Amusement park ride installed in Norwich Cathedral, finally making church fun
Cathedrals, built high over the centuries to dominate the minds and natural landscape of the surrounding area, are often extraordinarily beautiful buildings. Regardless of one’s personal faith, they, like so many religious monuments, feature stunning architecture, sculpture, and paintings. The only problem, apparently, is that some of the best of that stuff is all the way up on the ceiling and hard to see well from the ground.
With the same sort of logic that accompanies detonating a tactical nuke to get rid of an ant hill, Norwich Cathedral has solved this long-standing issue with an exciting new attraction: An amusement park ride that’s not only tall enough to provide a closer view of the cathedral’s roof, but also features a twisting slide that church-goers can ride down while screaming “wheee!”
As The Guardian reports, Norwich Cathedral has “installed a 55-ft tall helter skelter in its nave” as the only possible solution to the issue of not being able to adequately check out the roof’s details. The concept—which he describes as part of a “slightly risky thought”—came to Reverend Canon Andy Bryant “when he was visiting the Sistine Chapel in Rome” and wanted to find a good way to show off Norwich Cathedral’s own ceiling.
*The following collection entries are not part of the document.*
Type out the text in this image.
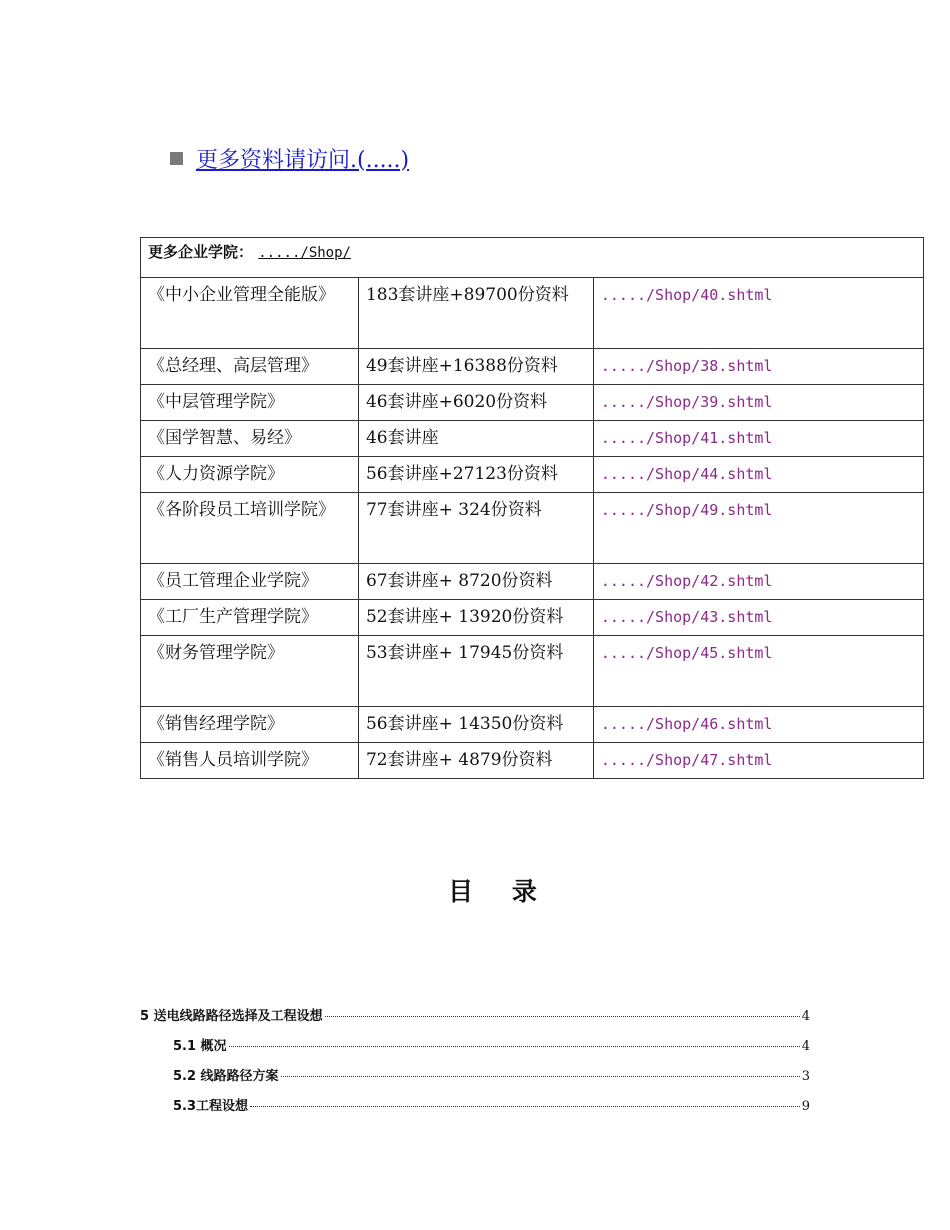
更多资料请访问.(.....)
更多企业学院： ...../Shop/		
《中小企业管理全能版》	183套讲座+89700份资料	...../Shop/40.shtml
《总经理、高层管理》	49套讲座+16388份资料	...../Shop/38.shtml
《中层管理学院》	46套讲座+6020份资料	...../Shop/39.shtml
《国学智慧、易经》	46套讲座	...../Shop/41.shtml
《人力资源学院》	56套讲座+27123份资料	...../Shop/44.shtml
《各阶段员工培训学院》	77套讲座+ 324份资料	...../Shop/49.shtml
《员工管理企业学院》	67套讲座+ 8720份资料	...../Shop/42.shtml
《工厂生产管理学院》	52套讲座+ 13920份资料	...../Shop/43.shtml
《财务管理学院》	53套讲座+ 17945份资料	...../Shop/45.shtml
《销售经理学院》	56套讲座+ 14350份资料	...../Shop/46.shtml
《销售人员培训学院》	72套讲座+ 4879份资料	...../Shop/47.shtml
目 录
5 送电线路路径选择及工程设想	4
5.1 概况	4
5.2 线路路径方案	3
5.3工程设想	9
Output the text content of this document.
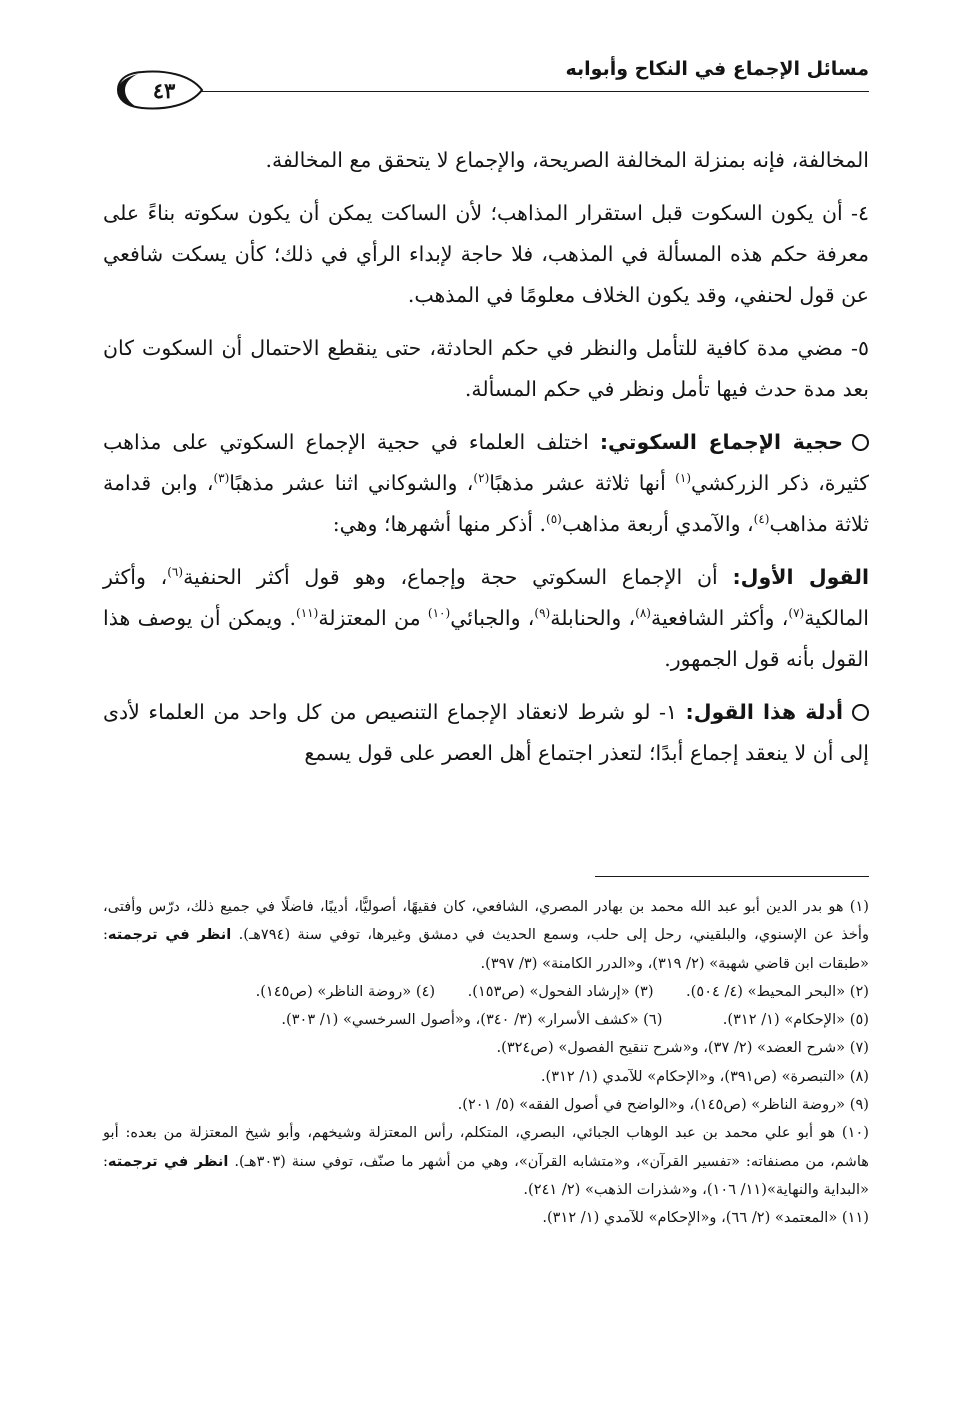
مسائل الإجماع في النكاح وأبوابه
٤٣

المخالفة، فإنه بمنزلة المخالفة الصريحة، والإجماع لا يتحقق مع المخالفة.

٤- أن يكون السكوت قبل استقرار المذاهب؛ لأن الساكت يمكن أن يكون سكوته بناءً على معرفة حكم هذه المسألة في المذهب، فلا حاجة لإبداء الرأي في ذلك؛ كأن يسكت شافعي عن قول لحنفي، وقد يكون الخلاف معلومًا في المذهب.

٥- مضي مدة كافية للتأمل والنظر في حكم الحادثة، حتى ينقطع الاحتمال أن السكوت كان بعد مدة حدث فيها تأمل ونظر في حكم المسألة.

حجية الإجماع السكوتي: اختلف العلماء في حجية الإجماع السكوتي على مذاهب كثيرة، ذكر الزركشي$^{(١)}$ أنها ثلاثة عشر مذهبًا$^{(٢)}$، والشوكاني اثنا عشر مذهبًا$^{(٣)}$، وابن قدامة ثلاثة مذاهب$^{(٤)}$، والآمدي أربعة مذاهب$^{(٥)}$. أذكر منها أشهرها؛ وهي:

القول الأول: أن الإجماع السكوتي حجة وإجماع، وهو قول أكثر الحنفية$^{(٦)}$، وأكثر المالكية$^{(٧)}$، وأكثر الشافعية$^{(٨)}$، والحنابلة$^{(٩)}$، والجبائي$^{(١٠)}$ من المعتزلة$^{(١١)}$. ويمكن أن يوصف هذا القول بأنه قول الجمهور.

أدلة هذا القول: ١- لو شرط لانعقاد الإجماع التنصيص من كل واحد من العلماء لأدى إلى أن لا ينعقد إجماع أبدًا؛ لتعذر اجتماع أهل العصر على قول يسمع

(١) هو بدر الدين أبو عبد الله محمد بن بهادر المصري، الشافعي، كان فقيهًا، أصوليًّا، أديبًا، فاضلًا في جميع ذلك، درّس وأفتى، وأخذ عن الإسنوي، والبلقيني، رحل إلى حلب، وسمع الحديث في دمشق وغيرها، توفي سنة (٧٩٤هـ). انظر في ترجمته: «طبقات ابن قاضي شهبة» (٢/ ٣١٩)، و«الدرر الكامنة» (٣/ ٣٩٧).

(٢) «البحر المحيط» (٤/ ٥٠٤).       (٣) «إرشاد الفحول» (ص١٥٣).       (٤) «روضة الناظر» (ص١٤٥).

(٥) «الإحكام» (١/ ٣١٢).             (٦) «كشف الأسرار» (٣/ ٣٤٠)، و«أصول السرخسي» (١/ ٣٠٣).

(٧) «شرح العضد» (٢/ ٣٧)، و«شرح تنقيح الفصول» (ص٣٢٤).

(٨) «التبصرة» (ص٣٩١)، و«الإحكام» للآمدي (١/ ٣١٢).

(٩) «روضة الناظر» (ص١٤٥)، و«الواضح في أصول الفقه» (٥/ ٢٠١).

(١٠) هو أبو علي محمد بن عبد الوهاب الجبائي، البصري، المتكلم، رأس المعتزلة وشيخهم، وأبو شيخ المعتزلة من بعده: أبو هاشم، من مصنفاته: «تفسير القرآن»، و«متشابه القرآن»، وهي من أشهر ما صنّف، توفي سنة (٣٠٣هـ). انظر في ترجمته: «البداية والنهاية»(١١/ ١٠٦)، و«شذرات الذهب» (٢/ ٢٤١).

(١١) «المعتمد» (٢/ ٦٦)، و«الإحكام» للآمدي (١/ ٣١٢).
“We have one of the greatest collections of medieval roof bosses anywhere in northern Europe,” he says. “The trouble is they are so high up that most people never get a chance to really appreciate them.”
Rev. Bryant, a true maverick, decided that the best way to allow visitors to “appreciate…the [cathedral’s] exquisite art” was to put in a helter skelter with “a viewing platform at 40 ft” that gets closer to “the cathedral’s 69 ft-high roof.”
A time-lapse video of the ride’s installation, which is framed so that the cathedral’s intricate vaults are nicely juxtaposed with a big old clown slide, shows the helter skelter taking pride of place in the cathedral.
Rev. Bryant further explains that the ride will ideally “broaden the appeal of our cathedrals.” Considering that each trip up and down the helter skelter costs £2, and because press photos show members of the clergy having a grand old time sliding around on it, there’s a slight suspicion that maybe there are other motives to the installation than furthering art appreciation—like the Reverend finally achieving a childhood dream of having a slide he can use for free whenever he want.
Hopefully, other churches across the world take note before the helter skelter is removed on August 18th. After all, flashy clothes and stadium-sized buildings aren’t going to entertain American megachurch-goers forever. Those visitors need a rollercoaster to ride every Sunday if leadership wants to make sure they stick around and stay spiritually-devoted for the long haul.